How A Volcano May Have Led To The Rise Of The Roman Empire
I have long been sated with power and glory; but, should anything happen to me, Rome will enjoy no peace.," as UNRV.com translates Suetonius's quotation of Julius Caesar. "A new Civil War will break out under far worse conditions than the last." Then, on March 15 44 BCE, Julius Caesar fell assassinated before the daggers of the Roman Senate.
With his death, the Senate thought that the unrest that had defined the last half century and last fifty years in particular would end. The last of the Triumvirate had fallen, so they could start again.
However, they were wrong. Virgil, a contemporary epic poet, would later write how "[The sun] and no other was moved to pity Rome on the day that Caesar died, when he veiled his radiance in gloom and darkness, and a godless age feared everlasting night." Nor was this mere poetical embellishment. The biographer Plutarch wrote that "the sun's rays were veiled. Throughout the year, it's orb rose pale and without radiance, while the heat from it was slight and ineffectual... and fruit remained [on the trees] imperfect and half-ripe, and withered away and shriveled up due to the coldness of the atmosphere."

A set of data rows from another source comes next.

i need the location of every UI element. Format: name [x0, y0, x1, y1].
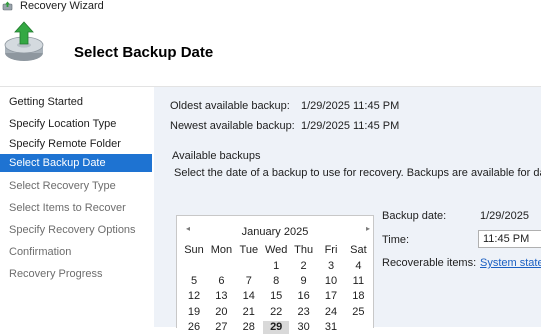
calendar-day[interactable]: 2	[291, 260, 317, 273]
content-pane: Oldest available backup: 1/29/2025 11:45…	[154, 87, 541, 334]
weekday-header: Wed	[264, 244, 288, 256]
calendar-day[interactable]: 30	[291, 321, 317, 334]
backup-date-value: 1/29/2025	[480, 210, 529, 222]
oldest-backup-value: 1/29/2025 11:45 PM	[301, 100, 400, 112]
newest-backup-value: 1/29/2025 11:45 PM	[301, 120, 400, 132]
recoverable-items-label: Recoverable items:	[382, 257, 477, 269]
available-backups-title: Available backups	[172, 150, 261, 162]
nav-step-specify-recovery-options[interactable]: Specify Recovery Options	[0, 220, 152, 240]
wizard-header: Select Backup Date	[0, 14, 541, 86]
calendar-day[interactable]: 10	[318, 275, 344, 288]
nav-step-select-backup-date[interactable]: Select Backup Date	[0, 154, 152, 172]
nav-step-recovery-progress[interactable]: Recovery Progress	[0, 264, 152, 284]
time-label: Time:	[382, 234, 410, 246]
calendar-day[interactable]: 8	[263, 275, 289, 288]
calendar-day[interactable]: 28	[236, 321, 262, 334]
calendar-day[interactable]: 19	[181, 306, 207, 319]
backup-app-icon	[2, 1, 13, 11]
nav-step-specify-remote-folder[interactable]: Specify Remote Folder	[0, 134, 152, 154]
calendar-day[interactable]: 12	[181, 290, 207, 303]
calendar-day[interactable]: 15	[263, 290, 289, 303]
calendar-day[interactable]: 16	[291, 290, 317, 303]
backup-calendar[interactable]: ◂ ▸ January 2025 Sun Mon Tue Wed Thu Fri Sat 1 2…	[176, 215, 374, 334]
calendar-day[interactable]: 11	[345, 275, 371, 288]
nav-step-specify-location-type[interactable]: Specify Location Type	[0, 114, 152, 134]
calendar-day[interactable]: 7	[236, 275, 262, 288]
weekday-header: Fri	[324, 244, 338, 256]
weekday-header: Mon	[210, 244, 233, 256]
calendar-day[interactable]: 13	[208, 290, 234, 303]
calendar-day[interactable]: 3	[318, 260, 344, 273]
newest-backup-label: Newest available backup:	[170, 120, 295, 132]
calendar-day[interactable]: 9	[291, 275, 317, 288]
calendar-day[interactable]: 18	[345, 290, 371, 303]
calendar-day[interactable]: 14	[236, 290, 262, 303]
nav-step-getting-started[interactable]: Getting Started	[0, 92, 152, 112]
calendar-day[interactable]: 31	[318, 321, 344, 334]
calendar-day[interactable]: 24	[318, 306, 344, 319]
calendar-day[interactable]: 1	[263, 260, 289, 273]
recoverable-items-link[interactable]: System state	[480, 257, 541, 269]
calendar-day[interactable]: 20	[208, 306, 234, 319]
calendar-day[interactable]: 23	[291, 306, 317, 319]
calendar-day[interactable]: 27	[208, 321, 234, 334]
calendar-day[interactable]: 26	[181, 321, 207, 334]
calendar-day[interactable]: 22	[263, 306, 289, 319]
title-bar: Recovery Wizard	[0, 0, 541, 14]
window-title: Recovery Wizard	[20, 0, 104, 12]
calendar-month-label: January 2025	[241, 226, 309, 238]
calendar-day[interactable]: 25	[345, 306, 371, 319]
calendar-day[interactable]: 5	[181, 275, 207, 288]
nav-step-confirmation[interactable]: Confirmation	[0, 242, 152, 262]
weekday-header: Thu	[294, 244, 314, 256]
calendar-day[interactable]: 4	[345, 260, 371, 273]
nav-step-select-recovery-type[interactable]: Select Recovery Type	[0, 176, 152, 196]
backup-date-label: Backup date:	[382, 210, 447, 222]
calendar-day[interactable]: 21	[236, 306, 262, 319]
nav-step-select-items-to-recover[interactable]: Select Items to Recover	[0, 198, 152, 218]
page-heading: Select Backup Date	[74, 44, 214, 61]
calendar-day[interactable]: 6	[208, 275, 234, 288]
weekday-header: Tue	[239, 244, 259, 256]
calendar-day-selected[interactable]: 29	[263, 320, 290, 334]
available-backups-description: Select the date of a backup to use for r…	[174, 167, 541, 179]
time-select[interactable]	[478, 230, 541, 248]
oldest-backup-label: Oldest available backup:	[170, 100, 290, 112]
backup-recovery-icon	[4, 21, 44, 61]
calendar-day[interactable]: 17	[318, 290, 344, 303]
weekday-header: Sun	[184, 244, 204, 256]
weekday-header: Sat	[350, 244, 367, 256]
wizard-steps-nav: Getting Started Specify Location Type Spec…	[0, 87, 154, 327]
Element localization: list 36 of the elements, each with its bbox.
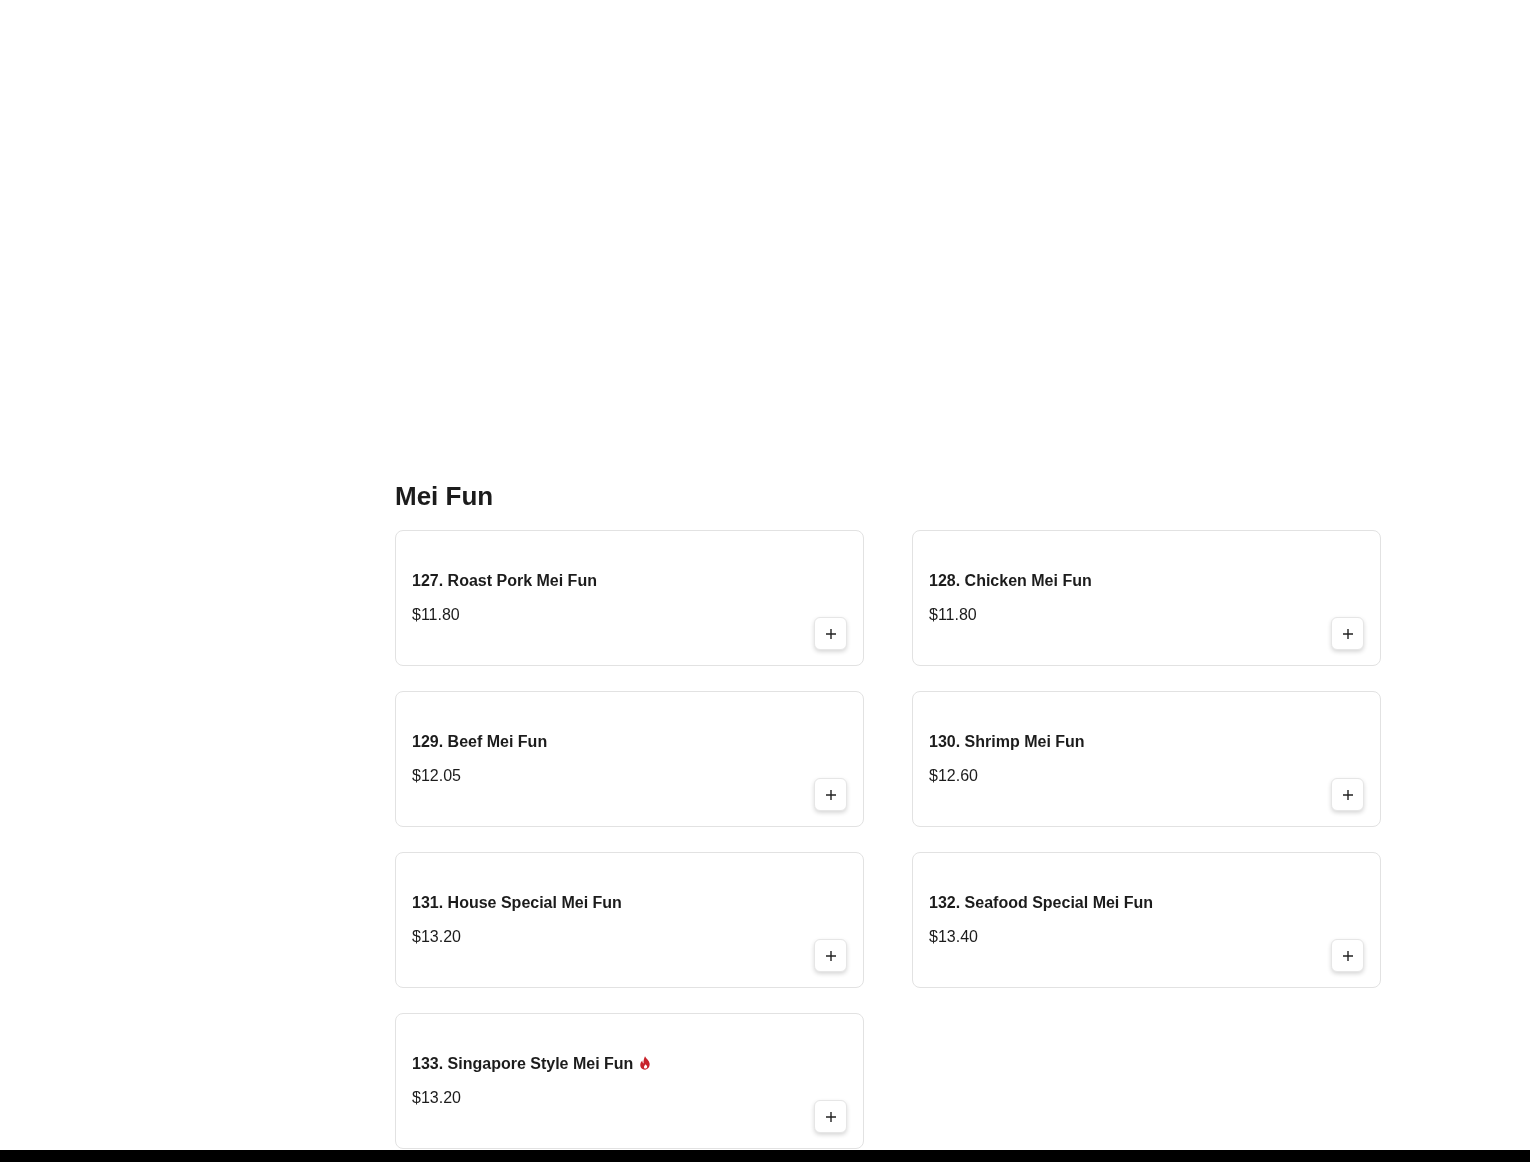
item-price: $12.60	[929, 766, 978, 786]
add-button[interactable]	[1331, 778, 1364, 811]
plus-icon	[825, 1111, 836, 1122]
section-heading: Mei Fun	[395, 481, 494, 511]
add-button[interactable]	[814, 617, 847, 650]
add-button[interactable]	[814, 939, 847, 972]
item-price: $13.40	[929, 927, 978, 947]
item-price: $11.80	[929, 605, 977, 625]
item-price: $12.05	[412, 766, 461, 786]
item-name: 128. Chicken Mei Fun	[929, 571, 1092, 591]
add-button[interactable]	[814, 1100, 847, 1133]
plus-icon	[825, 628, 836, 639]
item-price: $13.20	[412, 1088, 461, 1108]
plus-icon	[1342, 628, 1353, 639]
plus-icon	[1342, 789, 1353, 800]
menu-item-card[interactable]: 127. Roast Pork Mei Fun $11.80	[395, 530, 864, 666]
add-button[interactable]	[1331, 939, 1364, 972]
item-price: $11.80	[412, 605, 460, 625]
menu-item-card[interactable]: 132. Seafood Special Mei Fun $13.40	[912, 852, 1381, 988]
plus-icon	[825, 950, 836, 961]
item-name: 127. Roast Pork Mei Fun	[412, 571, 597, 591]
add-button[interactable]	[814, 778, 847, 811]
item-name: 132. Seafood Special Mei Fun	[929, 893, 1154, 913]
item-name: 129. Beef Mei Fun	[412, 732, 548, 752]
menu-item-card[interactable]: 131. House Special Mei Fun $13.20	[395, 852, 864, 988]
add-button[interactable]	[1331, 617, 1364, 650]
menu-item-card[interactable]: 128. Chicken Mei Fun $11.80	[912, 530, 1381, 666]
menu-item-card[interactable]: 133. Singapore Style Mei Fun $13.20	[395, 1013, 864, 1149]
menu-item-card[interactable]: 129. Beef Mei Fun $12.05	[395, 691, 864, 827]
item-name: 131. House Special Mei Fun	[412, 893, 622, 913]
item-name: 133. Singapore Style Mei Fun	[412, 1054, 634, 1074]
plus-icon	[1342, 950, 1353, 961]
plus-icon	[825, 789, 836, 800]
item-name: 130. Shrimp Mei Fun	[929, 732, 1085, 752]
menu-item-card[interactable]: 130. Shrimp Mei Fun $12.60	[912, 691, 1381, 827]
item-price: $13.20	[412, 927, 461, 947]
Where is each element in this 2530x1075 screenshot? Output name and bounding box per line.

The consequences of such phenomena extended beyond the pathetic fallacy however. Due to the lack of sunlight and unseasonal temperatures, the army of the conspirators faltered in the Greek countryside, allowing Mark Antony to defeat them and Augustus to direct the Republic to the Empire.
The disrupting eruption
Now, we don't believe that the ball of gas burning billions of miles away had any feelings for Julius Caesar one way or the other. However, a recent paper published in the Proceedings of the National Academy of Sciences suggests a coincidental explosion at Mount Okmok, a volcano in Alaska, caused the extreme climate that decided the very end of the Republic and birth of the Empire. Evidence from ice cores and tree rings indicate that 43 BCE, the year Okmok erupted, was the second coldest in the last 2,500 years with an average 13-degree Fahrenheit drop across southern Europe and northern Africa, the extent of the Roman Republic at the time.
But, as Smithsonian Magazine details, there is still some disagreement about the idea, with critiques ranging using this one event to exaggerate all cooling effects to conflating natural issues with political. Guy Middleton, an archaeologist at Charles University, dislikes the emphasis placed on the eruption itself: "The problems with the republic were political, deep in origin, fought out between members of the elite, not a popular revolution or a subsistence crisis." The extensions between elites throbbed long before and for a good decade afterwards.
Even one of the study's co-writers, John Manning at Yale University, agrees: "It's not 'a volcano erupts and a society goes to hell." But, examining history through this lens could help us understand better both then and our climate changing present.